The department must have a culture of officers intentionally trying to earn people's trust, he added.
O'Hara later told MPR News that some in the department were initially frustrated by what they heard from Garland given that officers who’d been connected to some of the specific incidents of abuse were no longer with the department.
The report, he added, will help drive the change but that it will also require funding, technology and better training.
The findings align with what people of color in Minneapolis have been saying for generations, said Mayor Jacob Frey, who vowed to use the Justice Department report and the subsequent federal involvement to improve policing.
“The truth is we still have a lot of work to do,” he said. “We needed this help.”
Michelle Gross with Communities United Against Police Brutality who helped the DOJ connect with residents — especially those with a mental illness and disability — about their experiences with the MPD called the report “robust” on problems that “have gone on for decades.” But she said having the community participate will make a difference.
“We are grateful that the Department of Justice has finally decided to intervene. This intervention was long overdue. And we are hopeful we are doing our best to put our trust in them, that they will hold Minneapolis elected officials accountable, because they have not been accountable to the people,” said civil rights advocate and attorney Nekima Levy Armstrong.

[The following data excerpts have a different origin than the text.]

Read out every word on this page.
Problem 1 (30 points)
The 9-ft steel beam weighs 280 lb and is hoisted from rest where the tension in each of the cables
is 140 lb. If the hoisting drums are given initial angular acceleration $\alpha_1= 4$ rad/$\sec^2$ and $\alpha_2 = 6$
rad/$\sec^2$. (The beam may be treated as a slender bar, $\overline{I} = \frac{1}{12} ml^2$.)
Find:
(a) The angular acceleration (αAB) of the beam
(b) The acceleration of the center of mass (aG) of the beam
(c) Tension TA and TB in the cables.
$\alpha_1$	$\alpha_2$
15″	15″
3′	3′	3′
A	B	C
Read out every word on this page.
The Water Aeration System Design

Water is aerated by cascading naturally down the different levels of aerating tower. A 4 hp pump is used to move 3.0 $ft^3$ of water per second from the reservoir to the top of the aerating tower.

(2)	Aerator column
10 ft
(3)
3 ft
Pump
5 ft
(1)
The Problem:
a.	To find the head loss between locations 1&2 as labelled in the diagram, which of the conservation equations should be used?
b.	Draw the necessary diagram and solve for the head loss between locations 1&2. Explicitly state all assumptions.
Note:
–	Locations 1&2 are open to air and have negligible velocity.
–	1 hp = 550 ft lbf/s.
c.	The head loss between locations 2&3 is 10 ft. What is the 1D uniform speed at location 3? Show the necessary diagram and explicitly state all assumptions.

In a statement Friday, Police Officers Federation of Minneapolis President Sgt. Sherral Schmidt noted the report’s recognition of the difficult work of law enforcement and the wide disparities economically in the city. But Schmidt criticized the report’s findings for relying too much on anecdotal incidents that do not tell the whole story of the department.
“In some instances, the report presents incidents in a misleading light such as repeating allegations that were rejected by neutral arbitrators. Rather than engage in a point by point analysis, suffice to say that it is hard to imagine that a two-year long investigation of thousands of actions by the people of ANY organization the size of MPD would not uncover several mistakes of varying levels of severity,” Schmidt said in the statement.
The federal probe had a broader scope than a separate state investigation by the Minnesota Department of Human Rights, which found Minneapolis officers discriminated against people of color.
It led to a court-enforced settlement agreement in March that, among its provisions, bans officers from searching people because they say they smelled marijuana.